Apesar de ter voltado para a Câmara dos Deputados devido à alteração do texto no Senado, o projeto de lei que prevê multa para empregador que pagar salário diferente a homens e mulheres que exercem a mesma função levantou discussões e movimentou os bastidores do governo. O presidente Jair Bolsonaro, que já estava com o PL em mãos para vetar ou sancionar, chegou a comentar sobre o projeto em uma das suas lives e pediu a opinião dos seus seguidores. Mas, afinal, o que a proposta representa para o mercado de trabalho, incluindo o de comunicação? Qual será o impacto, caso seja aprovada?

“O PLC 130/2011 confere proteção adicional, já que prevê multa específica para discriminação salarial por gênero.
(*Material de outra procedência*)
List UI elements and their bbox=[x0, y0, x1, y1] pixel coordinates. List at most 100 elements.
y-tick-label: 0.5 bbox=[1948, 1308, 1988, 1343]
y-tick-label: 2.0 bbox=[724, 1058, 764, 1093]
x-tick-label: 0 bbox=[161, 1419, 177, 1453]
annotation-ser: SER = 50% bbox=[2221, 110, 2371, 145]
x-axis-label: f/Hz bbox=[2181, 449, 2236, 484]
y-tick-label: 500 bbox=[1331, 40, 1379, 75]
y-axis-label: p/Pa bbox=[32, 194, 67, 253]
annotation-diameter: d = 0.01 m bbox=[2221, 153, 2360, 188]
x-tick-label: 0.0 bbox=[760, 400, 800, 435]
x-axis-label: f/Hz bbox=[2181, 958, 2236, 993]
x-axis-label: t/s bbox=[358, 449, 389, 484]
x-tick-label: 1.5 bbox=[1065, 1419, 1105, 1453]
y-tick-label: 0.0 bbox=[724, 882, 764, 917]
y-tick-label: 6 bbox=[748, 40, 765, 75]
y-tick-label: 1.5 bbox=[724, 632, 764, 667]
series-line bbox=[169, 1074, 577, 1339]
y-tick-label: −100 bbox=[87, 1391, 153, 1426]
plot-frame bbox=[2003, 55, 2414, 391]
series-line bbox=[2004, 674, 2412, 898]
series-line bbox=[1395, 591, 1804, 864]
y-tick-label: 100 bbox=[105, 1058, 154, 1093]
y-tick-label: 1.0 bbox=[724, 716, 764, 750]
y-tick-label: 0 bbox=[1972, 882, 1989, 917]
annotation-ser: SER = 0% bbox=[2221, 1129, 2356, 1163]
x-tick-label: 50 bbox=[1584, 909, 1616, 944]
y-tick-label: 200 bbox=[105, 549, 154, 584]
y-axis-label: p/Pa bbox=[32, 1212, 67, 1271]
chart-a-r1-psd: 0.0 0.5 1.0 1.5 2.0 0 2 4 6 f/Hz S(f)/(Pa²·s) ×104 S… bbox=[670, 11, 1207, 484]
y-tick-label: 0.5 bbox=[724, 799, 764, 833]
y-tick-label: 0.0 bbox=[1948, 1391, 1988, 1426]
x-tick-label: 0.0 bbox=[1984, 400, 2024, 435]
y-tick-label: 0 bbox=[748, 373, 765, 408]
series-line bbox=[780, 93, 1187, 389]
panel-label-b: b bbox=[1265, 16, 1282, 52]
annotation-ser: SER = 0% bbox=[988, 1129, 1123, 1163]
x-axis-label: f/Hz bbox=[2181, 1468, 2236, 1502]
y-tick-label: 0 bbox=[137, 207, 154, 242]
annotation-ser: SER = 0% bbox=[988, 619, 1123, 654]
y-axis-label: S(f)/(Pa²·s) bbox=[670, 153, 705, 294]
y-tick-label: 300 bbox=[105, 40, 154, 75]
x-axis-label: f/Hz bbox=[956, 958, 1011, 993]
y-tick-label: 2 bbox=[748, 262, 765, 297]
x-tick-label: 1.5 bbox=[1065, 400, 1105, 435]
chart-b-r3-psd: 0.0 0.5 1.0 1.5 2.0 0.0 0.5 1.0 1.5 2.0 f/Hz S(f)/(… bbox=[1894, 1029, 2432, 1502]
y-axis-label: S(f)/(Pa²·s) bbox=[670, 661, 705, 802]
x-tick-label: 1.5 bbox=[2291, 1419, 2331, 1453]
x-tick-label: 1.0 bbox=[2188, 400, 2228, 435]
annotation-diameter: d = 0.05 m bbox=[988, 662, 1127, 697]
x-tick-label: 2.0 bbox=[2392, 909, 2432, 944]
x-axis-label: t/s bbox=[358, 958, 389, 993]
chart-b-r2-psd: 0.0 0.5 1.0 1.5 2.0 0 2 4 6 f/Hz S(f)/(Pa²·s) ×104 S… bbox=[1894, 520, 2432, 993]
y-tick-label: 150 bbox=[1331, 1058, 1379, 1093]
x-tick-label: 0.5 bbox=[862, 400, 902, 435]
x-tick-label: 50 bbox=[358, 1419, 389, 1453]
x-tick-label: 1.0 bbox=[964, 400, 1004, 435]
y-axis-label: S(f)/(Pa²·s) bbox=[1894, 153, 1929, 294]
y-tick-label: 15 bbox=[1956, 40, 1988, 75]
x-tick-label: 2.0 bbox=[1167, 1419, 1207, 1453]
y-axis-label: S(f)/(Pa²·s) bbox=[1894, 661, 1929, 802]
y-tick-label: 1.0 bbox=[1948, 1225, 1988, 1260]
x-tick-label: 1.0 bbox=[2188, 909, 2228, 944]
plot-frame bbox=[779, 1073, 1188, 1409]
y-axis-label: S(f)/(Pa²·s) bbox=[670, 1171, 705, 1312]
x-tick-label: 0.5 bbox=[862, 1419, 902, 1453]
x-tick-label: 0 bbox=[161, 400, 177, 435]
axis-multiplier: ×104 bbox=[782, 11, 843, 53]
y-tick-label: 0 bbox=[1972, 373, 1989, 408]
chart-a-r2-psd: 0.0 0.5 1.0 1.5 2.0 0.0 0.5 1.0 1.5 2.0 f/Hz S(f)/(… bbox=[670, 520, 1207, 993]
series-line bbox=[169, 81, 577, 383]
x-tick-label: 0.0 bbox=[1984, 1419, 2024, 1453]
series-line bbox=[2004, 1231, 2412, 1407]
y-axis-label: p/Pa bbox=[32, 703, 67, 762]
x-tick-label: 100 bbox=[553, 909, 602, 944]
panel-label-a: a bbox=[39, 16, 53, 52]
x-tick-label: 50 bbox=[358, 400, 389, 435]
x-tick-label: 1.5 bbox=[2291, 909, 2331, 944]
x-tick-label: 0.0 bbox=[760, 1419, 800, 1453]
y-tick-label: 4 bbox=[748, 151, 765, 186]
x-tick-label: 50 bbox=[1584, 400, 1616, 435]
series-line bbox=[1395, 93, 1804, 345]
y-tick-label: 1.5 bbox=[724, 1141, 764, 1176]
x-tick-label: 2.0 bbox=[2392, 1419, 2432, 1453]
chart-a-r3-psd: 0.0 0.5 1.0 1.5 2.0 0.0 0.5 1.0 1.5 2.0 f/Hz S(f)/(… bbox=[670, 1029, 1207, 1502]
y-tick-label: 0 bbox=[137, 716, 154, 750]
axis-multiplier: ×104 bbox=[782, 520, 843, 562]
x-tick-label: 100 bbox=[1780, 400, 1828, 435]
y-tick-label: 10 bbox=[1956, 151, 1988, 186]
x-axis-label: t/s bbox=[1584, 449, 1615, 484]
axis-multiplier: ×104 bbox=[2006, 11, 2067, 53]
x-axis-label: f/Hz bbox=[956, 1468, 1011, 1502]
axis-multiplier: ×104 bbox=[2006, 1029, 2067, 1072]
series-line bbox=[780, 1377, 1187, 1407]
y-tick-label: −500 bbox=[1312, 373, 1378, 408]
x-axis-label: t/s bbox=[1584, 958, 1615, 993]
Uma empresa que remunera de forma distinta homens e mulheres que exercem as mesmas funções deverá reparar a pessoa prejudicada não apenas pagando a diferença salarial ou uma indenização por dano moral, mas adicionalmente uma multa de até cinco vezes a diferença registrada”, diz Gabriela Machado, advogada da More Grls.

A advogada lembra que já existem proteções legais sobre discriminações salariais, pois tanto a Constituição Federal como a Consolidação das Leis do Trabalho (CLT) proíbem diferença de salários, de exercício de funções e de critério de admissão por motivo de sexo, idade, cor ou estado civil. No entanto, sabemos que apesar das previsões na Constituição e na CLT, o Brasil não foi capaz de diminuir a disparidade salarial entre homens e mulheres.

“Dentre vários motivos sob o ponto de vista jurídico, podemos destacar dois de ordem prática: (1) as mulheres prejudicadas têm medo de perder o emprego caso questionem a discriminação judicial ou administrativamente e (2) as penalidades previstas na CLT, por serem brandas, compensam a infração à lei. O projeto de lei busca resolver o segundo caso. Com uma punição mais rigorosa, é possível que ocorram avanços na equiparação salarial por gênero”.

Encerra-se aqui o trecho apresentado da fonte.